Pada tahun 2023, (EEWS) nasional telah selesai dibangun, dengan 150.000 stasiun pemantauan, dikelola oleh tiga pusat nasional, 31 pusat provinsi, 173 pusat prefektur dan kota. Sistem peringatan dini gempa Tiongkok adalah jaringan seismik terbesar di dunia.[48]
Indonesia
Di Indonesia, sistem peringatan dini gempa bumi saat ini dalam masa pengembangan, sistem tersebut bernama (EWAS) Earthquake Early Warning System, sistem pendeteksi guncangan ini difungsikan untuk memberikan tanda peringatan kehadiran gempa bumi kepada masyarakat secara otomatis dan sangat cepat. Sistem ini diharapkan dapat meningkatkan rasa aman sekaligus kewaspadaan masyarakat di daerah-daerah rawan bencana gempa bumi yang makin sering terjadi.
(EWAS) memberi tanda peringatan gempa bumi berupa bunyi sirine yang keras di tengah masyarakat tepat saat guncangan gempa terjadi. EWAS efektif mendeteksi guncangan gempa dan membunyikan alarm peringatan dalam waktu kurang dari 5 detik. Tidak harus menunggu pesan SMS atau whatsapp yang baru mengabarkan gempa 5 menit setelah gempa terjadi.

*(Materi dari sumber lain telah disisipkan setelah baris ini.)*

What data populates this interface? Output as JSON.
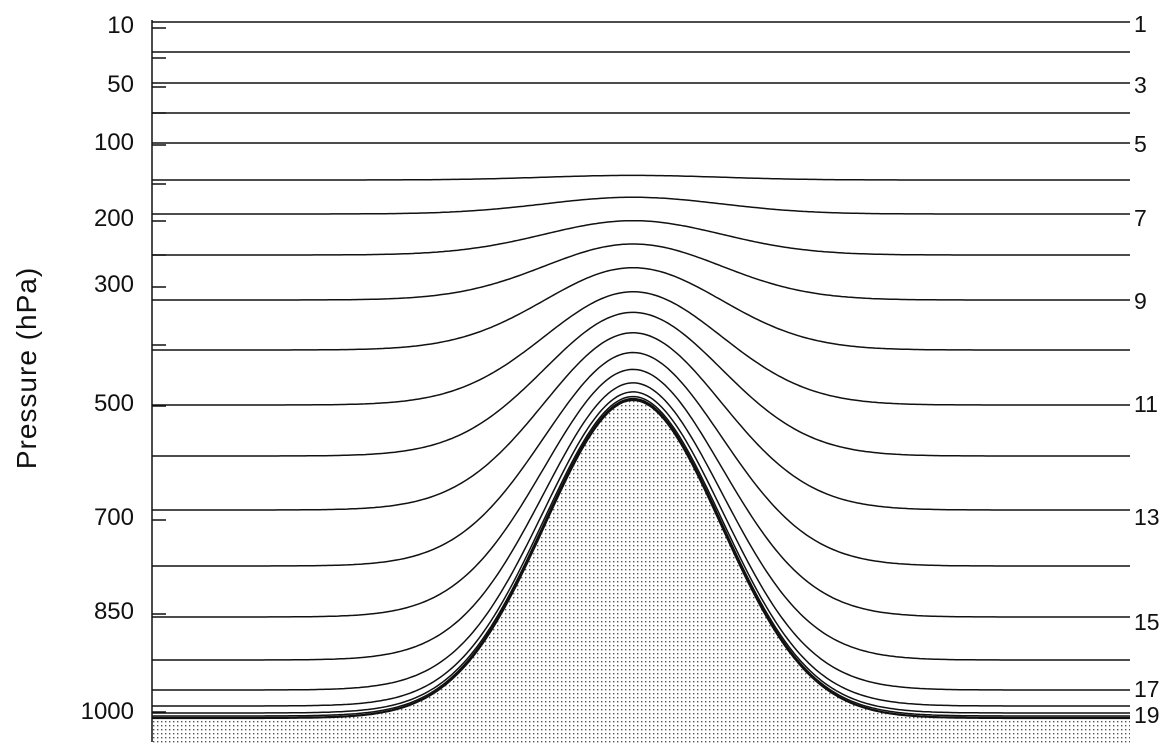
{
  "y_axis": {
    "title": "Pressure  (hPa)",
    "ticks": [
      "10",
      "50",
      "100",
      "200",
      "300",
      "500",
      "700",
      "850",
      "1000"
    ]
  },
  "levels": {
    "labels": [
      "1",
      "3",
      "5",
      "7",
      "9",
      "11",
      "13",
      "15",
      "17",
      "19"
    ]
  },
  "colors": {
    "line": "#111111",
    "ground_dot": "#555555",
    "background": "#ffffff"
  }
}
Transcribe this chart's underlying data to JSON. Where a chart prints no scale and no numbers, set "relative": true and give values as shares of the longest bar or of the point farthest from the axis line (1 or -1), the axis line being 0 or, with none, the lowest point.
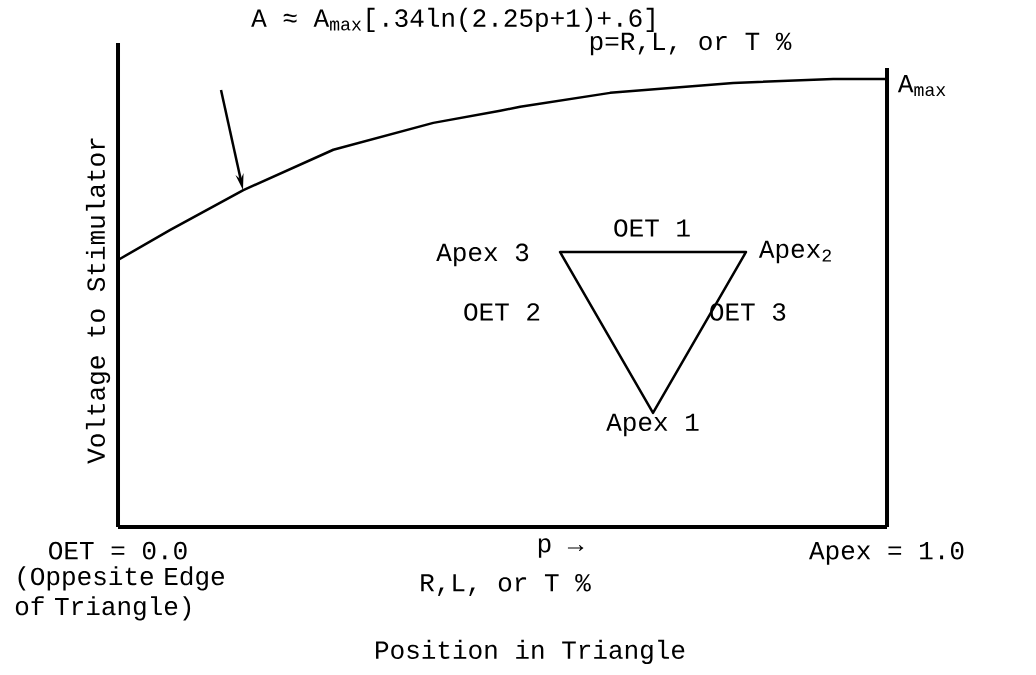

Ketika alarm EWAS berbunyi, sudah pasti itu akibat gempa, bukan karena truk melintas atau karena adanya perkerjaan renovasi/konstruksi bangunan. Masyarakat tidak perlu ragu, segera bergegas keluar bangunan menuju tempat yang lapang, agar terhindar dari bahaya terkena runtuhan bangunan.

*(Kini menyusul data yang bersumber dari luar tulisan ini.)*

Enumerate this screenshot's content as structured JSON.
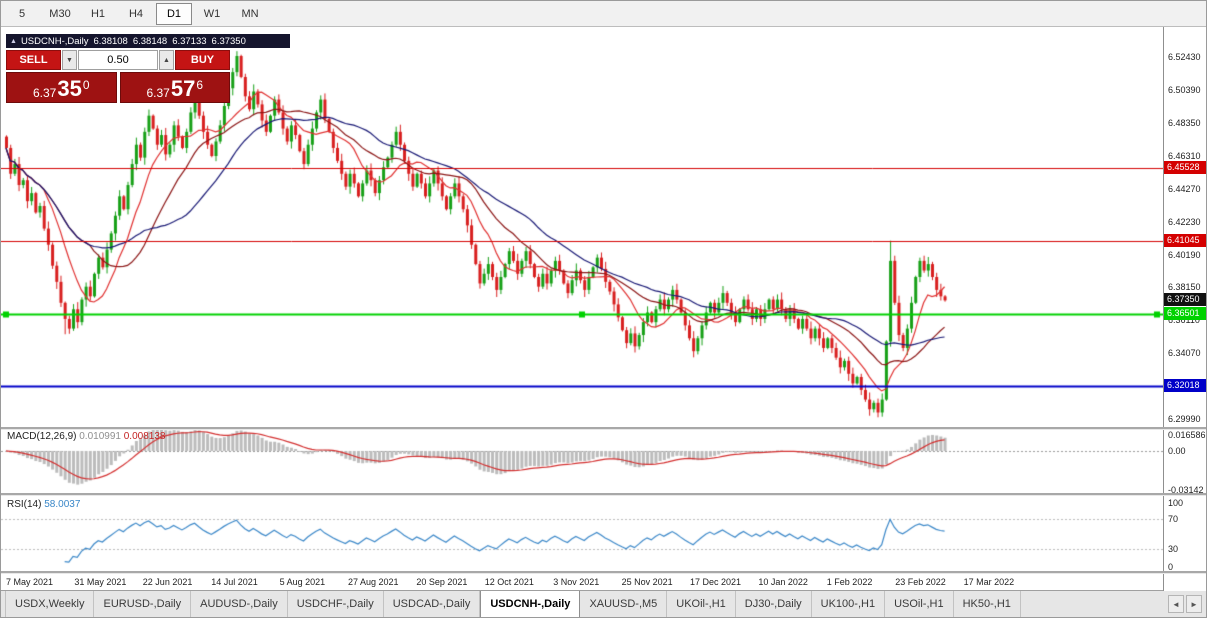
{
  "toolbar": {
    "timeframes": [
      {
        "label": "5",
        "active": false
      },
      {
        "label": "M30",
        "active": false
      },
      {
        "label": "H1",
        "active": false
      },
      {
        "label": "H4",
        "active": false
      },
      {
        "label": "D1",
        "active": true
      },
      {
        "label": "W1",
        "active": false
      },
      {
        "label": "MN",
        "active": false
      }
    ]
  },
  "chart_header": {
    "collapse_icon": "▲",
    "title": "USDCNH-,Daily",
    "ohlc": {
      "open": "6.38108",
      "high": "6.38148",
      "low": "6.37133",
      "close": "6.37350"
    }
  },
  "trade_panel": {
    "sell_label": "SELL",
    "buy_label": "BUY",
    "volume": "0.50",
    "dropdown_icon": "▼",
    "up_icon": "▲",
    "bid": {
      "base": "6.37",
      "big": "35",
      "sup": "0"
    },
    "ask": {
      "base": "6.37",
      "big": "57",
      "sup": "6"
    }
  },
  "indicator_labels": {
    "macd_name": "MACD(12,26,9)",
    "macd_main": "0.010991",
    "macd_signal": "0.008138",
    "rsi_name": "RSI(14)",
    "rsi_value": "58.0037"
  },
  "price_axis": {
    "ticks": [
      "6.52430",
      "6.50390",
      "6.48350",
      "6.46310",
      "6.44270",
      "6.42230",
      "6.40190",
      "6.38150",
      "6.36110",
      "6.34070",
      "6.32030",
      "6.29990"
    ]
  },
  "chart_data": {
    "type": "candlestick",
    "symbol": "USDCNH-",
    "timeframe": "Daily",
    "title": "USDCNH-,Daily",
    "ylim": [
      6.295,
      6.5405
    ],
    "x_labels": [
      "7 May 2021",
      "31 May 2021",
      "22 Jun 2021",
      "14 Jul 2021",
      "5 Aug 2021",
      "27 Aug 2021",
      "20 Sep 2021",
      "12 Oct 2021",
      "3 Nov 2021",
      "25 Nov 2021",
      "17 Dec 2021",
      "10 Jan 2022",
      "1 Feb 2022",
      "23 Feb 2022",
      "17 Mar 2022"
    ],
    "first_open": 6.475,
    "closes": [
      6.468,
      6.452,
      6.458,
      6.445,
      6.448,
      6.435,
      6.44,
      6.428,
      6.432,
      6.418,
      6.408,
      6.395,
      6.385,
      6.372,
      6.362,
      6.356,
      6.368,
      6.36,
      6.374,
      6.382,
      6.376,
      6.39,
      6.4,
      6.394,
      6.405,
      6.415,
      6.426,
      6.438,
      6.43,
      6.445,
      6.458,
      6.47,
      6.462,
      6.478,
      6.488,
      6.48,
      6.47,
      6.476,
      6.464,
      6.47,
      6.482,
      6.475,
      6.468,
      6.478,
      6.49,
      6.498,
      6.488,
      6.478,
      6.47,
      6.463,
      6.472,
      6.482,
      6.494,
      6.505,
      6.515,
      6.525,
      6.512,
      6.5,
      6.492,
      6.503,
      6.495,
      6.485,
      6.478,
      6.488,
      6.498,
      6.49,
      6.48,
      6.472,
      6.482,
      6.476,
      6.466,
      6.458,
      6.47,
      6.48,
      6.49,
      6.498,
      6.486,
      6.478,
      6.468,
      6.46,
      6.452,
      6.444,
      6.452,
      6.446,
      6.438,
      6.446,
      6.454,
      6.448,
      6.44,
      6.448,
      6.456,
      6.462,
      6.47,
      6.478,
      6.47,
      6.46,
      6.452,
      6.444,
      6.452,
      6.446,
      6.438,
      6.446,
      6.454,
      6.446,
      6.438,
      6.43,
      6.438,
      6.446,
      6.438,
      6.43,
      6.42,
      6.408,
      6.396,
      6.384,
      6.39,
      6.396,
      6.388,
      6.38,
      6.388,
      6.396,
      6.404,
      6.398,
      6.39,
      6.398,
      6.404,
      6.396,
      6.388,
      6.382,
      6.39,
      6.384,
      6.392,
      6.398,
      6.392,
      6.384,
      6.378,
      6.386,
      6.392,
      6.386,
      6.38,
      6.388,
      6.394,
      6.4,
      6.393,
      6.385,
      6.379,
      6.371,
      6.363,
      6.355,
      6.347,
      6.353,
      6.345,
      6.352,
      6.36,
      6.366,
      6.36,
      6.368,
      6.374,
      6.368,
      6.374,
      6.38,
      6.374,
      6.366,
      6.358,
      6.35,
      6.342,
      6.35,
      6.358,
      6.366,
      6.372,
      6.366,
      6.372,
      6.378,
      6.372,
      6.366,
      6.36,
      6.368,
      6.374,
      6.368,
      6.362,
      6.368,
      6.362,
      6.368,
      6.374,
      6.368,
      6.374,
      6.368,
      6.362,
      6.368,
      6.362,
      6.356,
      6.362,
      6.356,
      6.35,
      6.356,
      6.35,
      6.344,
      6.35,
      6.344,
      6.338,
      6.332,
      6.336,
      6.328,
      6.322,
      6.326,
      6.318,
      6.312,
      6.306,
      6.31,
      6.304,
      6.312,
      6.348,
      6.398,
      6.372,
      6.352,
      6.344,
      6.356,
      6.372,
      6.388,
      6.398,
      6.392,
      6.396,
      6.388,
      6.38,
      6.376,
      6.3735
    ],
    "wick_overrides": {
      "14": {
        "low": 6.3525
      },
      "55": {
        "high": 6.528
      },
      "206": {
        "low": 6.302
      },
      "208": {
        "low": 6.301
      },
      "211": {
        "high": 6.4105
      }
    },
    "colors": {
      "up": "#17a017",
      "down": "#d81f1f",
      "ma_fast": "#e03131",
      "ma_mid": "#8b1515",
      "ma_slow": "#191975",
      "macd_hist": "#bcbcbc",
      "macd_signal": "#d32f2f",
      "rsi": "#3a87c8"
    },
    "moving_averages": [
      {
        "period": 10,
        "color": "#e03131"
      },
      {
        "period": 21,
        "color": "#8b1515"
      },
      {
        "period": 34,
        "color": "#191975"
      }
    ],
    "levels": [
      {
        "price": 6.45528,
        "label": "6.45528",
        "color": "#d40000",
        "width": 1,
        "selected": false
      },
      {
        "price": 6.41045,
        "label": "6.41045",
        "color": "#d40000",
        "width": 1,
        "selected": false
      },
      {
        "price": 6.36501,
        "label": "6.36501",
        "color": "#00d200",
        "width": 2,
        "selected": true
      },
      {
        "price": 6.32018,
        "label": "6.32018",
        "color": "#0000c8",
        "width": 2,
        "selected": false
      }
    ],
    "current_price": {
      "value": 6.3735,
      "label": "6.37350",
      "bg": "#111111"
    },
    "macd": {
      "fast": 12,
      "slow": 26,
      "signal": 9,
      "main_value": 0.010991,
      "signal_value": 0.008138,
      "range": [
        -0.0335,
        0.0175
      ],
      "axis_labels": [
        "0.016586",
        "0.00",
        "-0.03142"
      ]
    },
    "rsi": {
      "period": 14,
      "value": 58.0037,
      "levels": [
        70,
        30
      ],
      "axis_labels": [
        "100",
        "70",
        "30",
        "0"
      ]
    }
  },
  "tabbar": {
    "tabs": [
      {
        "label": "USDX,Weekly",
        "active": false
      },
      {
        "label": "EURUSD-,Daily",
        "active": false
      },
      {
        "label": "AUDUSD-,Daily",
        "active": false
      },
      {
        "label": "USDCHF-,Daily",
        "active": false
      },
      {
        "label": "USDCAD-,Daily",
        "active": false
      },
      {
        "label": "USDCNH-,Daily",
        "active": true
      },
      {
        "label": "XAUUSD-,M5",
        "active": false
      },
      {
        "label": "UKOil-,H1",
        "active": false
      },
      {
        "label": "DJ30-,Daily",
        "active": false
      },
      {
        "label": "UK100-,H1",
        "active": false
      },
      {
        "label": "USOil-,H1",
        "active": false
      },
      {
        "label": "HK50-,H1",
        "active": false
      }
    ],
    "scroll_left": "◄",
    "scroll_right": "►"
  }
}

Sistem EWAS dibangun dari sejumlah detektor getaran tanah (node) yang dipasang di suatu lingkungan pemukiman, misalnya suatu desa atau kelurahan; atau gedung apartemen, gedung perkantoran, kawasan industri hingga daerah wisata pantai dan pegunungan serta tempat wisata lainnya yang ramai pengunjungnya. Setiap node saling berkomunikasi melalui gelombang radio. Sehingga jarak antar node tergantung dari jangkauan komunikasi radio antar node. Sejauh ini Sistem EWAS yang sudah terpasang jarak antar nodenya sekitar 200-300 meter.[49]
Sistem Global
Detektor Gempa
Pada bulan Januari 2013, Francesco Finazzi dari Universitas Bergamo memulai proyek penelitian Jaringan Gempa yang bertujuan untuk mengembangkan dan memelihara sistem peringatan gempa crowdsourced berdasarkan jaringan ponsel pintar. Ponsel pintar digunakan untuk mendeteksi guncangan tanah yang disebabkan oleh gempa bumi dan peringatan dikeluarkan segera setelah gempa terdeteksi. Masyarakat yang tinggal pada jarak yang lebih jauh dari pusat gempa dan titik deteksi mungkin akan diperingatkan sebelum mereka terkena gelombang gempa yang merusak.
Masyarakat dapat mengambil bagian dalam proyek ini dengan menginstal aplikasi Android "Earthquake Network" di ponsel pintar mereka. Aplikasi ini mengharuskan ponsel untuk menerima peringatan.[50][51]
"Earthquake Network" atau "Detektor Gempa" kini dapat di install dalam aplikasi Play Store untuk seluruh pengguna global.
Sistem Peringatan Gempa Android
Pada 11 Agustus 2020, Google mengumumkan bahwa sistem operasi Android-nya akan mulai menggunakan akselerometer di perangkat untuk mendeteksi gempa bumi (dan mengirimkan datanya ke "peladen pendeteksi gempa" perusahaan). Karena jutaan ponsel beroperasi pada Android, dan menghasilkan jaringan pendeteksi gempa terbesar di dunia.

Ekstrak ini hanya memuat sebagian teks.